A normal distribution has the property: $P(X>\mu+/-3\sigma)=1-99.71$
What is the probability $P(X>\mu+/-3\sigma)$ for an arbitrary distribution? (Is it actually possible to have some general rule for an abitrary distribution? I read somewhere that $88.8\%$ of all values lie in the range $(\mu+/-3\sigma)$. Probably this is totally nonsense.)
Thanks!
It is true. This is a consequence of the Chebyshev Inequality.

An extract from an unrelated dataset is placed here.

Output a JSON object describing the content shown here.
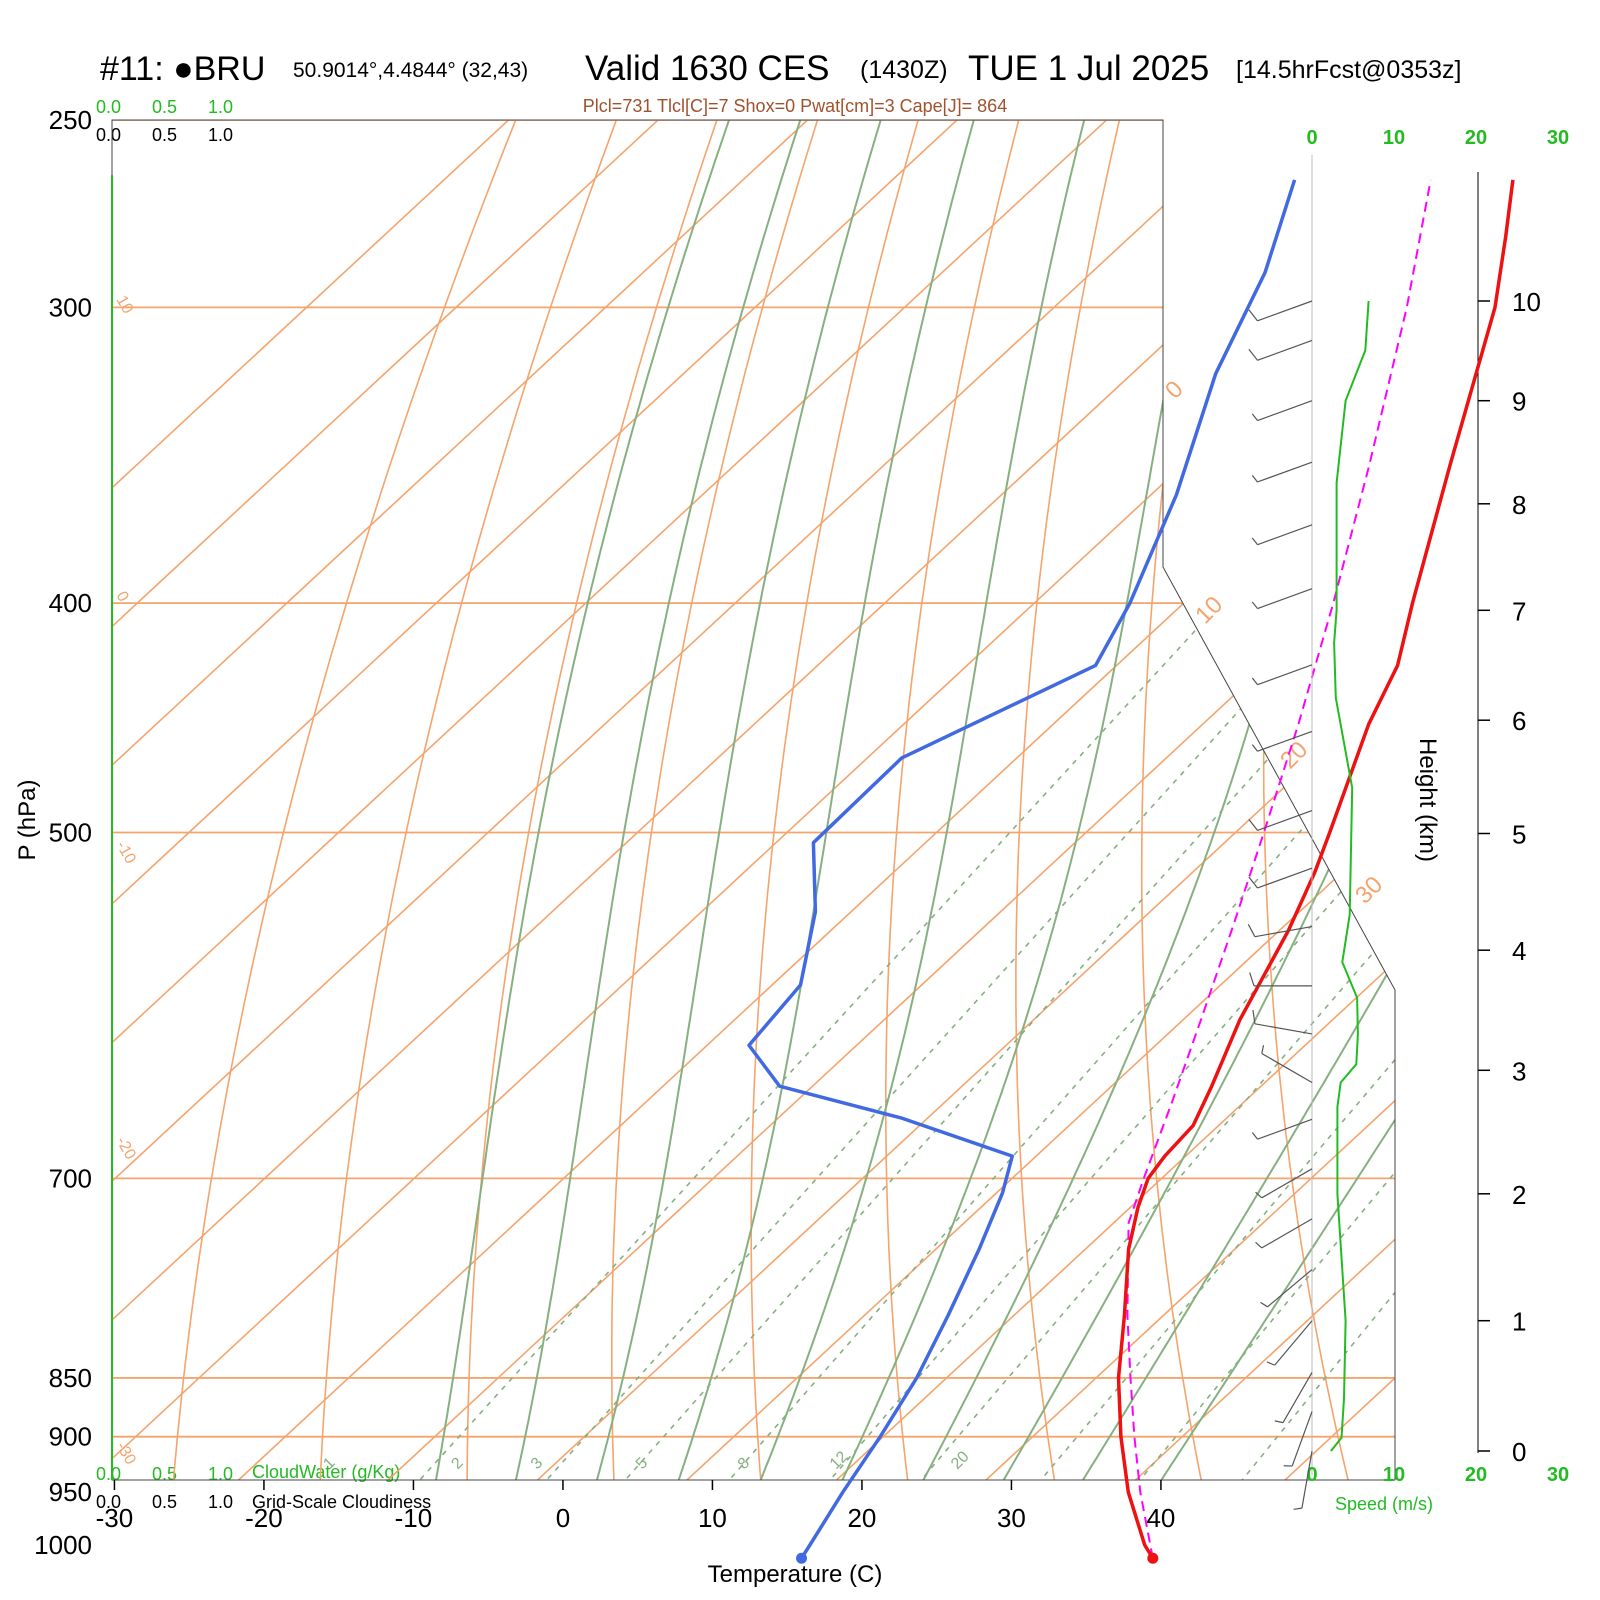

This says that if $X$ is a random variable that has a mean $\mu$ and a variance $\sigma^2$, then $$\Pr(|X-\mu|\ge k\sigma)\le \frac{1}{k^2}.\tag{1}$$
Let $k=3$. Then from (1) we obtain that $$\Pr(|X-\mu|\le 3\sigma) \ge 1-\frac{1}{9}.$$ This is the $88.8\%$ that you quoted. Note that the Inequality says that the probability is at least $88.8\%$. In the case of the normal, it is far more than that, and one can come up with examples in which with probability $100\%$ a random variable lies within $3$ standard deviation units of the mean.
Note also that some distributions (and even useful ones) have a mean but not a variance, or have neither mean nor variance. (The requisite integrals, or sums, diverge.)